Ein aktuelles Forschungsteam der Universität Graz hat alarmierende Erkenntnisse über das Hochwasser-Risiko in Verbindung mit dem Klimawandel veröffentlicht. Durch die Analyse von 18 Klimamodellen stellten die Forscher fest, dass abgeschnürte Höhentiefs, die in der oberen Troposphäre entstehen und oft mehrere Tage in einer Region verweilen, immer häufiger auftreten werden. Diese wettertechnischen Phänomene führen zu langanhaltenden Starkniederschlägen und wurden bisher nur unzureichend untersucht, trotz der verheerenden Folgen wie der Überschwemmung an der Ahr in Deutschland im Juli 2021, die über 200 Menschenleben forderte und Schäden in Milliardenhöhe verursachte, wie ORF berichtete.

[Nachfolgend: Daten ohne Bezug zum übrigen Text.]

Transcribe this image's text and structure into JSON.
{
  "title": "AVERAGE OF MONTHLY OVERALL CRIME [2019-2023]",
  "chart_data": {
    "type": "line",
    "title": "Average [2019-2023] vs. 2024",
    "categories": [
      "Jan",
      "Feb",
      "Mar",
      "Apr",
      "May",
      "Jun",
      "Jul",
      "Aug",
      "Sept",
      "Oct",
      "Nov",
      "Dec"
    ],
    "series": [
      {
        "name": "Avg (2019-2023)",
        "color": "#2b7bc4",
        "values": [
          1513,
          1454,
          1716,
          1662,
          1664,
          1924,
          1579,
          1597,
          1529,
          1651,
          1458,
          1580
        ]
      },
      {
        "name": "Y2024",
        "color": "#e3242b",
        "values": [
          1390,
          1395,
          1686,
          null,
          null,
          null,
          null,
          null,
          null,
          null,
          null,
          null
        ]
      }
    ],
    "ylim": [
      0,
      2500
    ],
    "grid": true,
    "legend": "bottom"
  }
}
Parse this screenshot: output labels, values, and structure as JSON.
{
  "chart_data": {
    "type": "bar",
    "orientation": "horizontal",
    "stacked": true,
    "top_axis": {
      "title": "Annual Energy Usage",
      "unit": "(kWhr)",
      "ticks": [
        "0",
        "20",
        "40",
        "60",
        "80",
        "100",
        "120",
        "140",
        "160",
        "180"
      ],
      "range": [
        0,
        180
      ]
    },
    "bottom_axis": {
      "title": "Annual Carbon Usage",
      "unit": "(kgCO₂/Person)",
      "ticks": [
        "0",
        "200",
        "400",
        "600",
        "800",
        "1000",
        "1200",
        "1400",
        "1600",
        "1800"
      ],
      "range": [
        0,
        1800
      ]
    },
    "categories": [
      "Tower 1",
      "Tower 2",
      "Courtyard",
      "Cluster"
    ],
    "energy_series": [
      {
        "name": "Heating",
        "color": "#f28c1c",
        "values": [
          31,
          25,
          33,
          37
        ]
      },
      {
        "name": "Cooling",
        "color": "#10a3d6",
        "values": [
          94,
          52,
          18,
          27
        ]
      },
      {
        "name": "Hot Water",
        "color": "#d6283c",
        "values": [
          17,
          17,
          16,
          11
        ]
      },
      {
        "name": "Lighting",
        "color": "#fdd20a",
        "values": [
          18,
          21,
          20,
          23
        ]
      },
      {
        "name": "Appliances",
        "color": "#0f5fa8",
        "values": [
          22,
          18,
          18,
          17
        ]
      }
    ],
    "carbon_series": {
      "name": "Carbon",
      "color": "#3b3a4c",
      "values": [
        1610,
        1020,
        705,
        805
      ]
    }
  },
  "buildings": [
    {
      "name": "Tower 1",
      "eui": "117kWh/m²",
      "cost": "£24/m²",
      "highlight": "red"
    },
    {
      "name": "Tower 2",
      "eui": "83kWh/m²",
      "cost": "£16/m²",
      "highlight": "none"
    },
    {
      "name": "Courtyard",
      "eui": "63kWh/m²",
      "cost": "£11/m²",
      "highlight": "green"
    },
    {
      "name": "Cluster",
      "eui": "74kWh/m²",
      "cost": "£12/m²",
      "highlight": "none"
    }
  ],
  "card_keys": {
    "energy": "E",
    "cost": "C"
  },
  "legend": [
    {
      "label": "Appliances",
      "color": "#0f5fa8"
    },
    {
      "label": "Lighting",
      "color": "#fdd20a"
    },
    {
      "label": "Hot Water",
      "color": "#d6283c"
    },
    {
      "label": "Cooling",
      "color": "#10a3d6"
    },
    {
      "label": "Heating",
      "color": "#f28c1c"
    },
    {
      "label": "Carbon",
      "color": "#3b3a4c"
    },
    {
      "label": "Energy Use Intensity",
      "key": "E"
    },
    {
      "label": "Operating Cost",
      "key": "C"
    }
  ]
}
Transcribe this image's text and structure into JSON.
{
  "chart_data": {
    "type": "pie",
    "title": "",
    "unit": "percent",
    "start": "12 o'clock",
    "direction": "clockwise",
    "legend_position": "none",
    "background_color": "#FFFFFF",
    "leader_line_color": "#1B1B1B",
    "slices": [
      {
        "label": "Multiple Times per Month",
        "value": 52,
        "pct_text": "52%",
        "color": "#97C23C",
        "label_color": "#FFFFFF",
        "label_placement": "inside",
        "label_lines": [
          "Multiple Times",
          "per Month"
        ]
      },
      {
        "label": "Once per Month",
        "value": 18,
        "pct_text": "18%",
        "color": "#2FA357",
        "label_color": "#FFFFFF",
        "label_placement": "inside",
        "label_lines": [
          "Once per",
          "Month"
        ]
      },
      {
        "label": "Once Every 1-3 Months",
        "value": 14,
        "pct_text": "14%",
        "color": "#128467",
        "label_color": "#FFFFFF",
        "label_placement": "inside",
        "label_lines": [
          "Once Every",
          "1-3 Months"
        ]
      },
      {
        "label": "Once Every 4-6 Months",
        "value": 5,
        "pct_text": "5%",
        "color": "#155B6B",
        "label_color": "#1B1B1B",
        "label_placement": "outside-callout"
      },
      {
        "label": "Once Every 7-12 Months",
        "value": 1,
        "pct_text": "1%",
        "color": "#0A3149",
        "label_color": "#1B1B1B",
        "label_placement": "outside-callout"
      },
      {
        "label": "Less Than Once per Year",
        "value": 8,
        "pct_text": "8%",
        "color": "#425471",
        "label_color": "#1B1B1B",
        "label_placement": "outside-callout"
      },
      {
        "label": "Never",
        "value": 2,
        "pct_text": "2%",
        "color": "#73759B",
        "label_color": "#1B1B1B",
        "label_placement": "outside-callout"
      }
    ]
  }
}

Drastische Veränderungen im globalen Wetter

Die Forscher warnen, dass diese Extremwetterereignisse sich vor allem nördlich des 40. Breitengrades verstärken werden. In Ländern wie Kanada, Nordeuropa, Sibirien und im Norden Chinas müssen die Bewohner mit häufigeren und intensiveren Niederschlägen im Frühling rechnen, wie Projektleiter Douglas Maraun erklärt. Diese Störungen werden voraussichtlich nicht nur in den Sommer und Herbst, sondern auch in die Frühlingsmonate ausgedehnt. Aditya Mishra, der Erstautor der Studie, hebt hervor: „Durch den Vergleich der Modelle können wir zuverlässige Aussagen über die Veränderungen im zeitlichen Verlauf dieser Stürme treffen“, was die Dringlichkeit der Forschung unterstreicht und den Bedarf an effektiven Anpassungsstrategien betont.

Ein entscheidender Aspekt ist, ob solche Starkregenereignisse zu Katastrophen führen oder nicht. Dies hängt stark von präventiven Maßnahmen ab. Maraun betont, dass gezielte Schutzmaßnahmen wie Renaturierung und funktionierende Frühwarnsysteme essenziell sind, um sich zumindest teilweise vor den Folgen des Klimawandels zu schützen. Diese Themen wurden nun ausführlich im Fachmagazin „Communications Earth & Environment“ veröffentlicht, wie Universität Graz informierte.